No, not around your waistline. We’re talking about dietary fats. Smith says for a healthier heart, cut out saturated fat, which you find in meat and other animal products, and swap in unsaturated fats like olive oil, avocados, salmon and nuts. “Saturated fat is inflammatory and has a lot of cholesterol,” he says. On the other hand, monounsaturated fat can help lower your LDL cholesterol levels (that’s the bad kind). It also helps protect cells and is high in vitamin E. 

GET MORE FIBER

If you’re like most Americans, you probably don’t get enough fiber. On average men eat 18 grams per day and women eat 15. But men under age 50 need at least 38g per day and women, 25g. Fiber needs drop a bit in middle age. Men over age 50 should eat 30g per day and women, 21g. A systematic review of 22 studies, published in December 2013 in BMJ, found eating more fiber was associated with a lower risk of cardiovascular disease, and coronary heart disease specifically.

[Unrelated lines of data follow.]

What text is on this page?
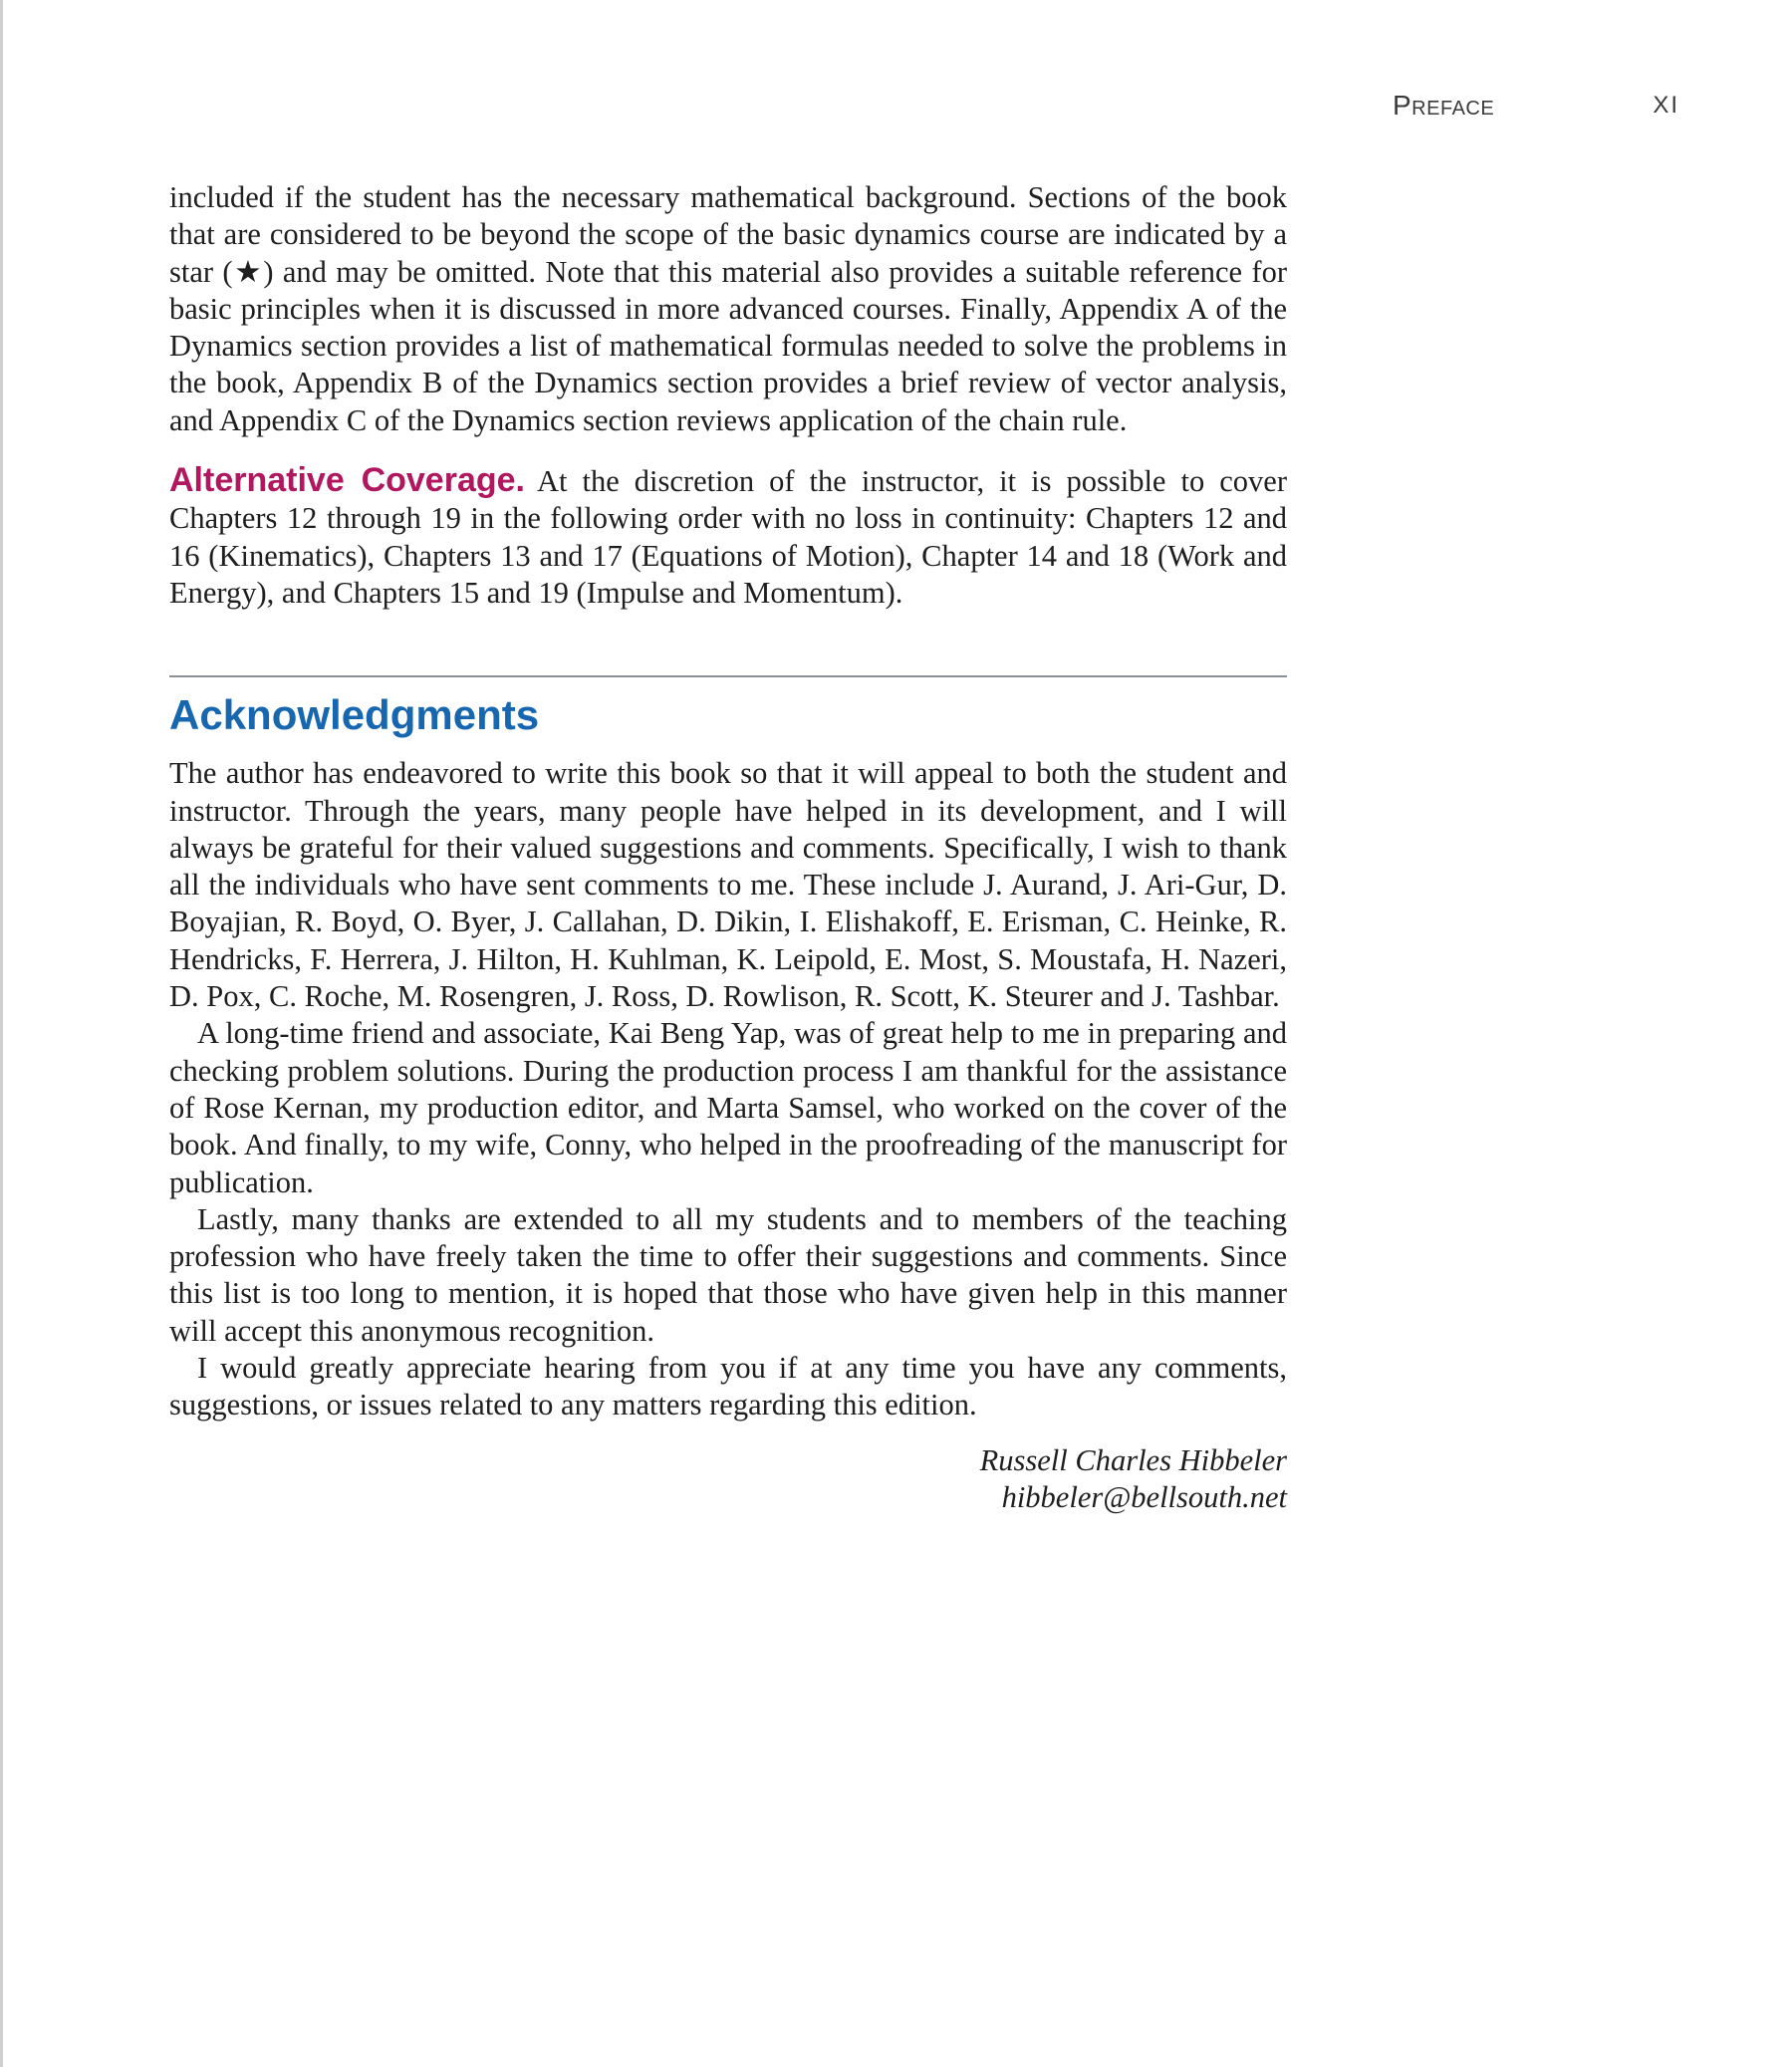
Preface	XI

included if the student has the necessary mathematical background. Sections of the book that are considered to be beyond the scope of the basic dynamics course are indicated by a star (★) and may be omitted. Note that this material also provides a suitable reference for basic principles when it is discussed in more advanced courses. Finally, Appendix A of the Dynamics section provides a list of mathematical formulas needed to solve the problems in the book, Appendix B of the Dynamics section provides a brief review of vector analysis, and Appendix C of the Dynamics section reviews application of the chain rule.

Alternative Coverage. At the discretion of the instructor, it is possible to cover Chapters 12 through 19 in the following order with no loss in continuity: Chapters 12 and 16 (Kinematics), Chapters 13 and 17 (Equations of Motion), Chapter 14 and 18 (Work and Energy), and Chapters 15 and 19 (Impulse and Momentum).

Acknowledgments

The author has endeavored to write this book so that it will appeal to both the student and instructor. Through the years, many people have helped in its development, and I will always be grateful for their valued suggestions and comments. Specifically, I wish to thank all the individuals who have sent comments to me. These include J. Aurand, J. Ari-Gur, D. Boyajian, R. Boyd, O. Byer, J. Callahan, D. Dikin, I. Elishakoff, E. Erisman, C. Heinke, R. Hendricks, F. Herrera, J. Hilton, H. Kuhlman, K. Leipold, E. Most, S. Moustafa, H. Nazeri, D. Pox, C. Roche, M. Rosengren, J. Ross, D. Rowlison, R. Scott, K. Steurer and J. Tashbar.

A long-time friend and associate, Kai Beng Yap, was of great help to me in preparing and checking problem solutions. During the production process I am thankful for the assistance of Rose Kernan, my production editor, and Marta Samsel, who worked on the cover of the book. And finally, to my wife, Conny, who helped in the proofreading of the manuscript for publication.

Lastly, many thanks are extended to all my students and to members of the teaching profession who have freely taken the time to offer their suggestions and comments. Since this list is too long to mention, it is hoped that those who have given help in this manner will accept this anonymous recognition.

I would greatly appreciate hearing from you if at any time you have any comments, suggestions, or issues related to any matters regarding this edition.

Russell Charles Hibbeler
hibbeler@bellsouth.net
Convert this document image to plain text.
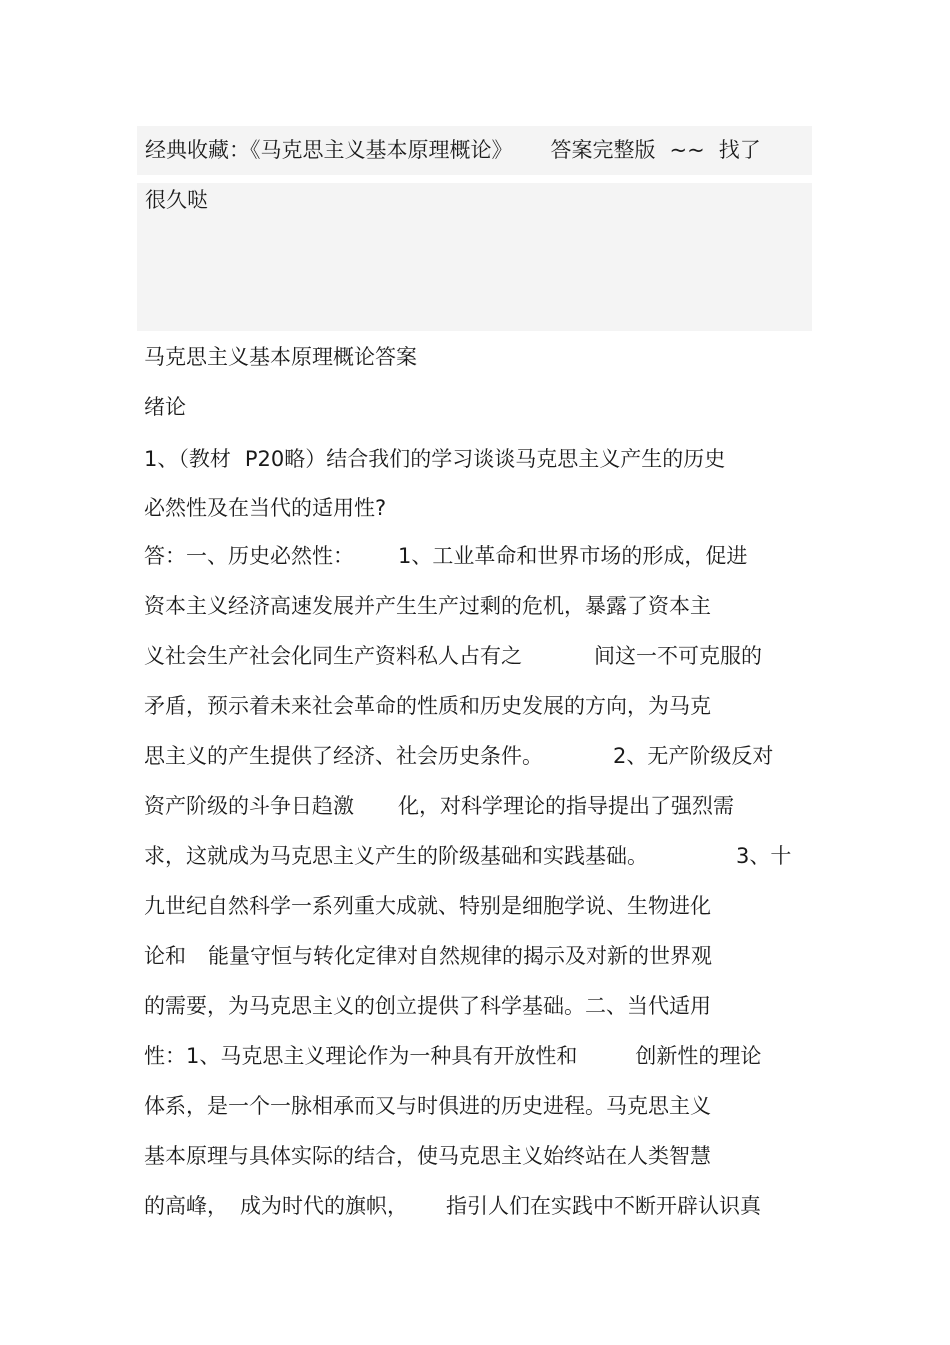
经典收藏：《马克思主义基本原理概论》 答案完整版 ~~ 找了
很久哒
马克思主义基本原理概论答案
绪论
1、（教材 P20略）结合我们的学习谈谈马克思主义产生的历史
必然性及在当代的适用性?
答：一、历史必然性： 1、工业革命和世界市场的形成，促进
资本主义经济高速发展并产生生产过剩的危机，暴露了资本主
义社会生产社会化同生产资料私人占有之	间这一不可克服的
矛盾，预示着未来社会革命的性质和历史发展的方向，为马克
思主义的产生提供了经济、社会历史条件。	2、无产阶级反对
资产阶级的斗争日趋激 化，对科学理论的指导提出了强烈需
求，这就成为马克思主义产生的阶级基础和实践基础。	3、十
九世纪自然科学一系列重大成就、特别是细胞学说、生物进化
论和 能量守恒与转化定律对自然规律的揭示及对新的世界观
的需要，为马克思主义的创立提供了科学基础。二、当代适用
性：1、马克思主义理论作为一种具有开放性和	创新性的理论
体系，是一个一脉相承而又与时俱进的历史进程。马克思主义
基本原理与具体实际的结合，使马克思主义始终站在人类智慧
的高峰， 成为时代的旗帜， 指引人们在实践中不断开辟认识真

“Fruits and vegetables have fiber. You don’t need to get fiber from whole grains, although those are an acceptable source,” says Smith. “If you’re going to get fiber from bread, be aware that most have added sugar. A better choice of grain is oatmeal, but not the kind that comes in a packet. Those also have too much sugar.” Other good sources of fiber include peas, beans, lentils, nuts, artichokes and raspberries.